We must do more to end forced organ harvesting
4 min read
My Organ Tourism and Cadavers on Display Bill targets both the issue of organ tourism to China and body exhibitions in the UK.
My interest in tackling the issue of forced organ harvesting in China came about after I was sponsor for the Opt Out Organ Donation Bill, which is now UK legislation. If we are to ask the UK public to have full confidence in our opt out system, it is essential that the ethical basis is assured and is overseen with rigorous inspection and regulation.
According to NHS Blood and Transplant, between 2010 and July 2020 “there are 29 cases on the UK Transplant Registry of patients being followed up in the UK after receiving a transplant in the People’s Republic of China.” For anyone who has heard of forced organ harvesting, the fact that any UK Citizen might travel to China to receive an organ is greatly alarming.
In March last year, the China Tribunal, an international people’s tribunal, chaired by Sir Geoffrey Nice QC, concluded in their Final Judgement that “forced organ harvesting has been committed for years throughout China on a significant scale and that Falun Gong practitioners have been one – and probably the main - source of organ supply.” And that “In regard to the Uyghurs the Tribunal had evidence of medical testing on a scale that could allow them, amongst other uses, to become an ‘organ bank’.”
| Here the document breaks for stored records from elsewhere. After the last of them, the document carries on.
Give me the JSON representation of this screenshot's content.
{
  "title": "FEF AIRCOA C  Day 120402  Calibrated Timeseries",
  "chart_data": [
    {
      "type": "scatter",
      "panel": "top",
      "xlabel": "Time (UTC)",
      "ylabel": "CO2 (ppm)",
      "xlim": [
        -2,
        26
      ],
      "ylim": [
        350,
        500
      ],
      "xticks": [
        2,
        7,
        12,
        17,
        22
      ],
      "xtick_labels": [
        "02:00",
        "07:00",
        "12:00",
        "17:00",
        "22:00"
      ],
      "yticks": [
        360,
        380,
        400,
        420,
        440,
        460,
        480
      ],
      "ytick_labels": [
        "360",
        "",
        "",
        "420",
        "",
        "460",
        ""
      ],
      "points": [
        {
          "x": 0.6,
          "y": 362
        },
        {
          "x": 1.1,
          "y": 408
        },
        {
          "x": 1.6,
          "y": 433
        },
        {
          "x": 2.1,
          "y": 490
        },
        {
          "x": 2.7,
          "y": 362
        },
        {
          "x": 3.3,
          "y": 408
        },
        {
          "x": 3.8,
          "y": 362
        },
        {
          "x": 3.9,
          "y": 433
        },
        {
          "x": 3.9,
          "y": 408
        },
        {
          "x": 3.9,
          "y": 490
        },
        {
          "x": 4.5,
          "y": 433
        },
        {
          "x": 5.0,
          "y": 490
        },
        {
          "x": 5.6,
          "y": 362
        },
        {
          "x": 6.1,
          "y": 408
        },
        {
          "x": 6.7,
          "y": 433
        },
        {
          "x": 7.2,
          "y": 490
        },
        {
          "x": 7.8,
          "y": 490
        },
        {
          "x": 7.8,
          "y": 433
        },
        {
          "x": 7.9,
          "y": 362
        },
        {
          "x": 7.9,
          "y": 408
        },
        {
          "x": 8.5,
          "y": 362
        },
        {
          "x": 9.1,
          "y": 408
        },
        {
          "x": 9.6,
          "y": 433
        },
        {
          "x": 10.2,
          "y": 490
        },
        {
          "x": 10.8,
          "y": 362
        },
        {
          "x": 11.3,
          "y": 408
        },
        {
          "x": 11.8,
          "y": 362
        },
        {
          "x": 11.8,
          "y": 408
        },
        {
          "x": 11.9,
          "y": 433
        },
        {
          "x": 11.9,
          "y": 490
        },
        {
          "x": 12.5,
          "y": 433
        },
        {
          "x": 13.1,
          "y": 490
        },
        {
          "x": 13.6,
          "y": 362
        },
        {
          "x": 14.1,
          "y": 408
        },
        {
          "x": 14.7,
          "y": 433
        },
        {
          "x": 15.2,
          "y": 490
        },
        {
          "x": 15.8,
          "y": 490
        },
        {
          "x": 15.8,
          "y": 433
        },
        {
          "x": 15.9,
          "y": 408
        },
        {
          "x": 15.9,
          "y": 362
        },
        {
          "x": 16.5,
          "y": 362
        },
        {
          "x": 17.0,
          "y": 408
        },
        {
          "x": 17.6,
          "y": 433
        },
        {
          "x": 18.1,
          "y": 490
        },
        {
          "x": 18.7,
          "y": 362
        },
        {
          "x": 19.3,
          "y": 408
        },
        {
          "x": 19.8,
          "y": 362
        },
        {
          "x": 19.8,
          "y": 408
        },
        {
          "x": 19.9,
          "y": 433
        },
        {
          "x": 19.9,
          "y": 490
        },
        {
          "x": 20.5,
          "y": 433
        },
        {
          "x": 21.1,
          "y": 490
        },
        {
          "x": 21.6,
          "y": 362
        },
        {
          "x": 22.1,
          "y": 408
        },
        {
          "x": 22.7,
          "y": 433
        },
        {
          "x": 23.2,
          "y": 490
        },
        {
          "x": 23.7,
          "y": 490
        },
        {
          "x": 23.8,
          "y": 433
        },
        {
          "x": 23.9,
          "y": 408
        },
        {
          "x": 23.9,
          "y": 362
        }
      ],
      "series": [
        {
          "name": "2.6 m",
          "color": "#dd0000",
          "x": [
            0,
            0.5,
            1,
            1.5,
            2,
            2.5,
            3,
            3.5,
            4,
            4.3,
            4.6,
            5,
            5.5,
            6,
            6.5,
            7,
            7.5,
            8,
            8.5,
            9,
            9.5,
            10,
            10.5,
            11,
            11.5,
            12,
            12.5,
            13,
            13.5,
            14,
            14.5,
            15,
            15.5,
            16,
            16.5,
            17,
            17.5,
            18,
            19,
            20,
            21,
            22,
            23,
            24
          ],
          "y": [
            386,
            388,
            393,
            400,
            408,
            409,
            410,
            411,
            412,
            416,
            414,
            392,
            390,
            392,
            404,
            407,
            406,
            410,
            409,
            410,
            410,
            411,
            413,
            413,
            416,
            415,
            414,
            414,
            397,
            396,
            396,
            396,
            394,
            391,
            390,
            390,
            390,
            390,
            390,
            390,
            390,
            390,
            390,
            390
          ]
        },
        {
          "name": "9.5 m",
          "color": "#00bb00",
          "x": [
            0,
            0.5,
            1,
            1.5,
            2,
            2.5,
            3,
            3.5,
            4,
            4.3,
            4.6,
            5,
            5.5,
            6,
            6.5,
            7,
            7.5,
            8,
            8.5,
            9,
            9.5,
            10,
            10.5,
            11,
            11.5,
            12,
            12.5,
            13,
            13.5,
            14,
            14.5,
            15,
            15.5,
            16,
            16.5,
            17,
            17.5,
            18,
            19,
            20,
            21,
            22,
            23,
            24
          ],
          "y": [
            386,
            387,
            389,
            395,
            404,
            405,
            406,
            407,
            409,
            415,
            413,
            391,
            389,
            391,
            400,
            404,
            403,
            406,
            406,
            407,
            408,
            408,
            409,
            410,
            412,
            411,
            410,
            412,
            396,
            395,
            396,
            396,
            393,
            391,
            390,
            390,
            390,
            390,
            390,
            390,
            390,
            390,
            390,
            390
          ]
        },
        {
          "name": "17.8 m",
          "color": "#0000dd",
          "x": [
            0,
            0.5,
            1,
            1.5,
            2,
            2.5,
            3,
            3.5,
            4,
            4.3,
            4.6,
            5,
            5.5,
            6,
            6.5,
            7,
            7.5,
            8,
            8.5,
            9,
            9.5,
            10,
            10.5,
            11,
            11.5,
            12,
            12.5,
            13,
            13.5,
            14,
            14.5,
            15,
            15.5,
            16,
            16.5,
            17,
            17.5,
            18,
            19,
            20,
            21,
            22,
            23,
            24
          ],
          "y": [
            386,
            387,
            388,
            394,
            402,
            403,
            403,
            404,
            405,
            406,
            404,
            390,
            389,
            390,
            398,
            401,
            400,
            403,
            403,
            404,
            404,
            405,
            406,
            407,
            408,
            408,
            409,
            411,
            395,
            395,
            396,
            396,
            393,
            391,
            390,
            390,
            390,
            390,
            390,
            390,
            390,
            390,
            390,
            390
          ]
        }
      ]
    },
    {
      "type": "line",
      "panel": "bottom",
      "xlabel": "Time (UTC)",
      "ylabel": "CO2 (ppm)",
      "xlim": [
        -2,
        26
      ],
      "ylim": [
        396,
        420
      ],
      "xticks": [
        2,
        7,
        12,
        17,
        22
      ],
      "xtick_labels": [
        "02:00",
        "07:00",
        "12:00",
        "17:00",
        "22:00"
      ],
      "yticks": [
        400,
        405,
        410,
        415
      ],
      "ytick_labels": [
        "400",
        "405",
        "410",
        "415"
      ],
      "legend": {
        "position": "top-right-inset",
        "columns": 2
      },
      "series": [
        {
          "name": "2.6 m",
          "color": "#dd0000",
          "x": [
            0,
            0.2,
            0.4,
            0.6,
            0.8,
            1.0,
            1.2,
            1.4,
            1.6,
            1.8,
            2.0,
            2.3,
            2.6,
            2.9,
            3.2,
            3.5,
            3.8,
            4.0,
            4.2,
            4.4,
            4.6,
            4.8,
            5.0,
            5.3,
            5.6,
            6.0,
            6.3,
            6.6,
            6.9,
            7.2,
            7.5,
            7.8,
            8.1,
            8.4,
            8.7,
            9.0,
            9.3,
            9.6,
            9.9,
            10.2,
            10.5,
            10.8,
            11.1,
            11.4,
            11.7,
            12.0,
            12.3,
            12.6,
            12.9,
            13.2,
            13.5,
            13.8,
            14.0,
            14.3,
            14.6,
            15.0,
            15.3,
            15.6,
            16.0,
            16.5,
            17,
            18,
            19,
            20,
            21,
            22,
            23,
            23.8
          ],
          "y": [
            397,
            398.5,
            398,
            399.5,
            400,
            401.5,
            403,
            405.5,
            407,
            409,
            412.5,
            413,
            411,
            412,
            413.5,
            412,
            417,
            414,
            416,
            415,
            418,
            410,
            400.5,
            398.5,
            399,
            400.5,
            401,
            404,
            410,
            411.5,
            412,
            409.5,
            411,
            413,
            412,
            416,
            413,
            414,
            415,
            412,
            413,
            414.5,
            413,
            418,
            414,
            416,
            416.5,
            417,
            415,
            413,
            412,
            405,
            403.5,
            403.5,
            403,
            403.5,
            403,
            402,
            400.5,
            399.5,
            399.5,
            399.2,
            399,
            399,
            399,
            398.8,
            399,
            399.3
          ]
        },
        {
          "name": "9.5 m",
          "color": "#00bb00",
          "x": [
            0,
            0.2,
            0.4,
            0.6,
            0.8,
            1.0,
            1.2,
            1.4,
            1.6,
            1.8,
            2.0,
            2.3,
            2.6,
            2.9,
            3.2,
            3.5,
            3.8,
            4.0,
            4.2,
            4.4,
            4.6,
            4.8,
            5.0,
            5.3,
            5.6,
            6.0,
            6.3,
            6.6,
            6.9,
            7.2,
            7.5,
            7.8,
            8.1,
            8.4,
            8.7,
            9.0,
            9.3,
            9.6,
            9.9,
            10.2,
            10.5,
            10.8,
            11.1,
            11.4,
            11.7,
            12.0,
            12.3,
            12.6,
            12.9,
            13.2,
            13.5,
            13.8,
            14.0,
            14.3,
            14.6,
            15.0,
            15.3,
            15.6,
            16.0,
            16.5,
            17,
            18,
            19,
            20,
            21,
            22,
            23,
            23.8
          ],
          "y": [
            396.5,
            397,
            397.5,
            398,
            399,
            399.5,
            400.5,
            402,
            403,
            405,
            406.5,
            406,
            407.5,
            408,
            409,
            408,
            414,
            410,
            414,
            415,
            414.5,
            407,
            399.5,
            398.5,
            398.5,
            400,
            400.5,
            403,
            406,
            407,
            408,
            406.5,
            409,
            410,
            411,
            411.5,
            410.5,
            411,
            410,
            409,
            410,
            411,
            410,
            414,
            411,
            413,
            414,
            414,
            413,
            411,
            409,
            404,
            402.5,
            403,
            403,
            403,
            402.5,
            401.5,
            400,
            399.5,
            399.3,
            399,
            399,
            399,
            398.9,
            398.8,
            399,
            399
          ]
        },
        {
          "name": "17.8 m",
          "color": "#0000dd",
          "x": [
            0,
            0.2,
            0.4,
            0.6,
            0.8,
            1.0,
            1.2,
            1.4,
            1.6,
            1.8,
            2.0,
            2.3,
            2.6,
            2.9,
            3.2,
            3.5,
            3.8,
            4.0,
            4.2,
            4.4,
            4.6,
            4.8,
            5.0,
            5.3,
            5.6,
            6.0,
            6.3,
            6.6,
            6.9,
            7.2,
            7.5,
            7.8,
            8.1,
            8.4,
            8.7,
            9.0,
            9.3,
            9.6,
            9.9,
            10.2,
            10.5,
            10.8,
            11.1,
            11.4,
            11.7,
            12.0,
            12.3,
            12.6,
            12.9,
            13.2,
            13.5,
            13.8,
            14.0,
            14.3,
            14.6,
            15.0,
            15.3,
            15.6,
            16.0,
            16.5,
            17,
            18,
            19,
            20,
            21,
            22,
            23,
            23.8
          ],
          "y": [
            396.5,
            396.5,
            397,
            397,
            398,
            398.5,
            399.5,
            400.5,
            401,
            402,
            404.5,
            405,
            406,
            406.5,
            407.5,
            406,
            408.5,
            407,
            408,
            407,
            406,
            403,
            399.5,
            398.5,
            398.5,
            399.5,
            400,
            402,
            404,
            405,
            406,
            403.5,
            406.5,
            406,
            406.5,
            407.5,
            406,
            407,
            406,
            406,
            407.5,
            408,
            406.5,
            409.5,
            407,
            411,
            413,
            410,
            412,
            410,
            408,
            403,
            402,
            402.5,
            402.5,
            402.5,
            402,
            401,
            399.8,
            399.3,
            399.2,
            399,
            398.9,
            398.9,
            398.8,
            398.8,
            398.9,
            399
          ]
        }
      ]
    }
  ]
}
Forced organ harvesting is commercialised murder and without doubt, among the worst of crimes
We are now hearing further testimonies during the course of the Uyghur Tribunal of potential forced organ harvesting of Uyghurs, including Sayragul Sauytbay, who testified during the June hearings, that she discovered medical files detailing all the Uyghur detainees’ blood types and results of liver tests while she was working at a Uyghur camp.
My Organ Tourism and Cadavers on Display Bill targets both the issue of organ tourism to China and body exhibitions in the UK. Regarding organ tourism, the Bill is not country specific, it instead ensures informed consent, with no coercion nor financial gain, thus also prohibiting organ tourism which involves black market organ trafficking, an abuse that is known to be taking place in a number of countries around the world. My proposed legislation for bodies on display would mean imported bodies would have the same consent requirements as bodies sourced from within the UK.
If you happened to visit the NEC Exhibition Centre in Birmingham during the Summer of 2018, you may have stumbled across Real Bodies, an exhibition of deceased, silicone filled human corpses, commercially displayed supposedly in the name of art and science by a company called Imagine Exhibitions. These bodies came from China with no documentation or consent and according to campaigners and experts, may have been executed prisoners of conscience.
Current UK Human Tissue legislation prohibits bodies on display without prior consent if the bodies are sourced within UK soil. However, corpses sourced overseas can be imported and put on commercial display in the UK without any identifying documentation or consent. Even though the bodies may belong to executed prisoners, current UK legislation means such exhibitions are perfectly legal.
In January this year, after significant pressure from across the House of Lords, my amendment to the Medicines and Medical Devices Bill was the first piece of UK legislation to fight against forced organ harvesting by ensuring no medicines in the UK could include human tissues from victims of forced organ harvesting. This small, but significant step in legislation change is only the beginning of the work we must do here in the UK to prevent complicity in this horrific crime.
I have always believed that the UK government could be a powerful advocate for changing these practices. We must take action in the UK and internationally to do all we can to prevent forced organ harvesting. Organ donation is a precious act of saving a life but forced organ harvesting is commercialised murder and without doubt, among the worst of crimes. My Bill takes us a step forward and I hope the UK government gets behind this Bill and sees it as an opportunity to show the world that the UK will stand up for victims of human rights abuses internationally.
Lord Hunt is a Labour peer and former health and justice minister.